[PATCH] Fix PR79201 (half-way)

Thu May 11 14:06:00 GMT 2017

On Thu, 11 May 2017, Uros Bizjak wrote:

> On Thu, May 11, 2017 at 2:48 PM, Richard Biener <rguenther@suse.de> wrote:
> > On Thu, 11 May 2017, Rainer Orth wrote:
> >
> >> Hi Richard,
> >>
> >> > On Mon, 24 Apr 2017, Richard Biener wrote:
> >> >>
> >> >> One issue in PR79201 is that we don't sink pure/const calls which is
> >> >> what the following simple patch fixes.
> >> >>
> >> >> Bootstrap and regtest running on x86_64-unknown-linux-gnu.
> >> >
> >> > Needed some gimple_assign_lhs -> gimple_get_lhs adjustments and
> >> > adjustment of gcc.target/i386/pr22152.c where we now sink the
> >> > assignment out of the pointless loop.  Not sure what the original
> >> > bug was about (well, reg allocation) so I simply disabled sinking
> >> > for it.
> >> >
> >> > Bootstrapped and tested on x86_64-unknown-linux-gnu, applied to trunk.
> >> >
> >> > Richard.
> >> >
> >> > 2017-04-25  Richard Biener  <rguenther@suse.de>
> >> >
> >> >     PR tree-optimization/79201
> >> >     * tree-ssa-sink.c (statement_sink_location): Handle calls.
> >> >
> >> >     * gcc.dg/tree-ssa/ssa-sink-16.c: New testcase.
> >> >     * gcc.target/i386/pr22152.c: Disable sinking.
> >>
> >> however, gcc.target/i386/pr22152.c FAILs now for 32-bit:
> >>
> >> FAIL: gcc.target/i386/pr22152.c scan-assembler-times movq[ \\\\t]+[^\\n]*%mm 1
> >
> > I remember seeing this and was not able to make sense of the testcase
> > which was added to fix some backend issue.  Disabling sinking doesn't
> > work (IIRC) as it is required to generate the original code as well.
> >
> > Uros added the testcase in 2008 -- I think if we want to have a testcase
> > for the original issue we need a different one.  Or simply remove
> > the testcase.
> 
> No, there is something going on in the testcase:
> 
> .L3:
>         movq    (%ecx,%eax,8), %mm1
>         paddq   (%ebx,%eax,8), %mm1
>         addl    $1, %eax
>         movq    %mm1, %mm0
>         cmpl    %eax, %edx
>         jne     .L3
> 
> 
> The compiler should allocate %mm0 to movq and paddq to avoid %mm1 ->
> %mm0 move.

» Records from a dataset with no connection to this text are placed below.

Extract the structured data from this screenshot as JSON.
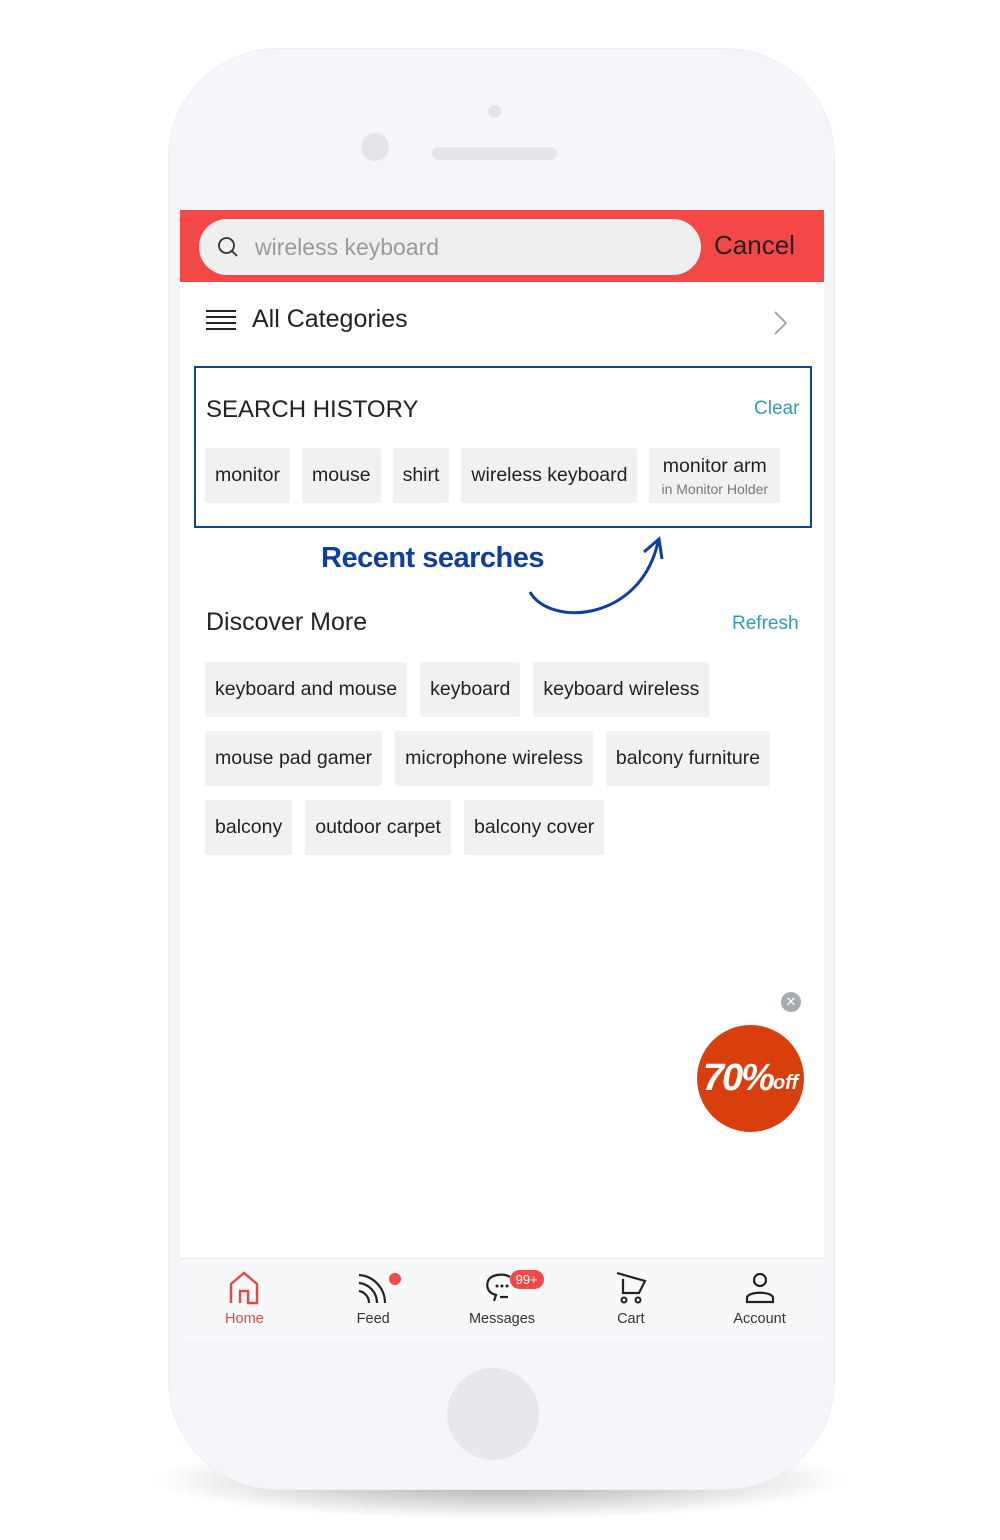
{
  "search": {
    "value": "wireless keyboard",
    "cancel": "Cancel"
  },
  "categories": {
    "label": "All Categories"
  },
  "history": {
    "title": "SEARCH HISTORY",
    "clear": "Clear",
    "chips": [
      {
        "label": "monitor"
      },
      {
        "label": "mouse"
      },
      {
        "label": "shirt"
      },
      {
        "label": "wireless keyboard"
      },
      {
        "label": "monitor arm",
        "sub": "in Monitor Holder"
      }
    ]
  },
  "annotation": "Recent searches",
  "discover": {
    "title": "Discover More",
    "refresh": "Refresh",
    "chips": [
      "keyboard and mouse",
      "keyboard",
      "keyboard wireless",
      "mouse pad gamer",
      "microphone wireless",
      "balcony furniture",
      "balcony",
      "outdoor carpet",
      "balcony cover"
    ]
  },
  "promo": {
    "big": "70%",
    "small": "off"
  },
  "tabs": [
    {
      "label": "Home",
      "icon": "home-icon"
    },
    {
      "label": "Feed",
      "icon": "feed-icon"
    },
    {
      "label": "Messages",
      "icon": "chat-icon",
      "badge": "99+"
    },
    {
      "label": "Cart",
      "icon": "cart-icon"
    },
    {
      "label": "Account",
      "icon": "user-icon"
    }
  ],
  "colors": {
    "header": "#f44848",
    "annotation": "#0e3ea0",
    "link": "#2aa0b4",
    "promo": "#d93f0c"
  }
}
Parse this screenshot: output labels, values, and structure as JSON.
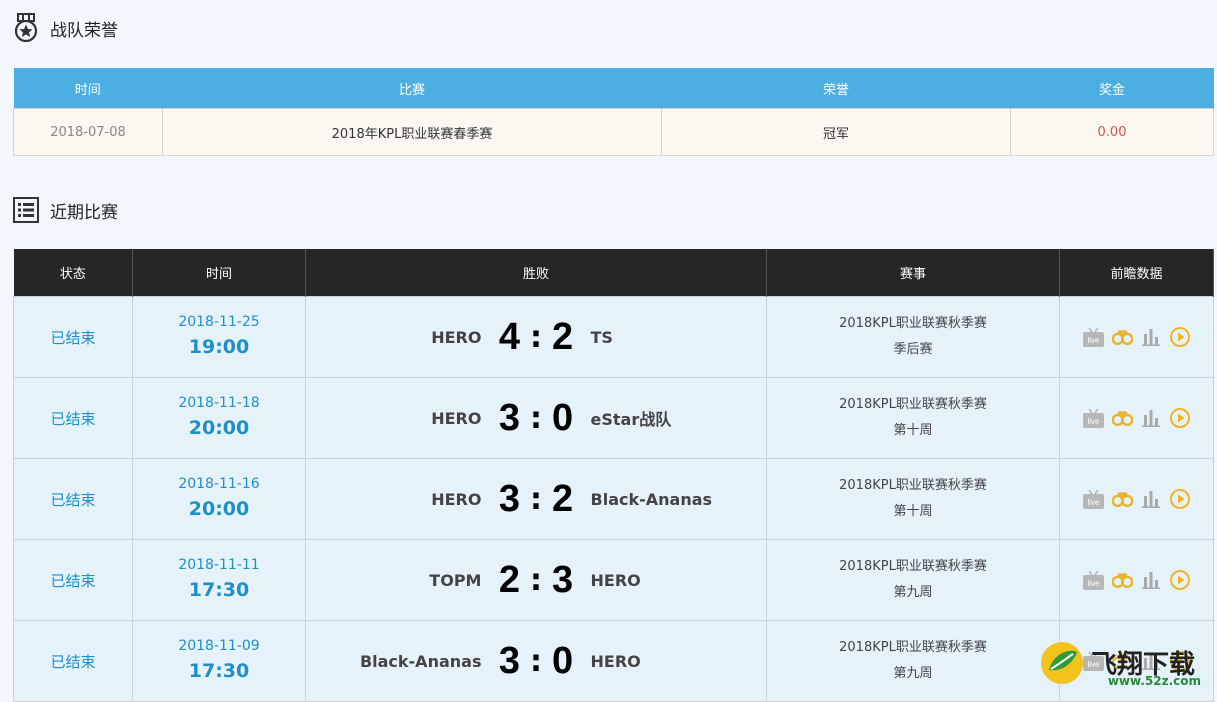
{
  "honor": {
    "title": "战队荣誉",
    "headers": [
      "时间",
      "比赛",
      "荣誉",
      "奖金"
    ],
    "rows": [
      {
        "date": "2018-07-08",
        "match": "2018年KPL职业联赛春季赛",
        "honor": "冠军",
        "prize": "0.00"
      }
    ]
  },
  "recent": {
    "title": "近期比赛",
    "headers": [
      "状态",
      "时间",
      "胜败",
      "赛事",
      "前瞻数据"
    ],
    "rows": [
      {
        "status": "已结束",
        "date": "2018-11-25",
        "time": "19:00",
        "team_left": "HERO",
        "score_left": "4",
        "score_right": "2",
        "team_right": "TS",
        "event": "2018KPL职业联赛秋季赛",
        "stage": "季后赛"
      },
      {
        "status": "已结束",
        "date": "2018-11-18",
        "time": "20:00",
        "team_left": "HERO",
        "score_left": "3",
        "score_right": "0",
        "team_right": "eStar战队",
        "event": "2018KPL职业联赛秋季赛",
        "stage": "第十周"
      },
      {
        "status": "已结束",
        "date": "2018-11-16",
        "time": "20:00",
        "team_left": "HERO",
        "score_left": "3",
        "score_right": "2",
        "team_right": "Black-Ananas",
        "event": "2018KPL职业联赛秋季赛",
        "stage": "第十周"
      },
      {
        "status": "已结束",
        "date": "2018-11-11",
        "time": "17:30",
        "team_left": "TOPM",
        "score_left": "2",
        "score_right": "3",
        "team_right": "HERO",
        "event": "2018KPL职业联赛秋季赛",
        "stage": "第九周"
      },
      {
        "status": "已结束",
        "date": "2018-11-09",
        "time": "17:30",
        "team_left": "Black-Ananas",
        "score_left": "3",
        "score_right": "0",
        "team_right": "HERO",
        "event": "2018KPL职业联赛秋季赛",
        "stage": "第九周"
      }
    ],
    "tool_icons": [
      "live-icon",
      "binoculars-icon",
      "bar-chart-icon",
      "play-icon"
    ],
    "tool_colors": {
      "live": "#b7b7b7",
      "binoculars": "#e8b530",
      "chart": "#aaaaaa",
      "play": "#f0b521"
    }
  },
  "watermark": {
    "text": "飞翔下载",
    "url": "www.52z.com"
  }
}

These are all movv1di patterns (they shouldn't interfere
> with movdi), and it is not clear to me why RA allocates %mm1 instead
> of %mm0.

In any case the testcase is no longer testing what it tested as the
input to RA is now different.  The testcase doesn't make much sense:

__m64
unsigned_add3 (const __m64 * a, const __m64 * b, unsigned int count)
{
  __m64 sum;
  unsigned int i;

  for (i = 1; i < count; i++)
    sum = _mm_add_si64 (a[i], b[i]);

  return sum;
}

that's equivalent to

__m64
unsigned_add3 (const __m64 * a, const __m64 * b, unsigned int count)
{
  __m64 sum;
  unsigned int i;

  if (1 < count)
    sum = _mm_add_si64 (a[count-1], b[count-1]);

  return sum;
}

which means possibly using uninitialized sum plus a pointless loop.

Richard.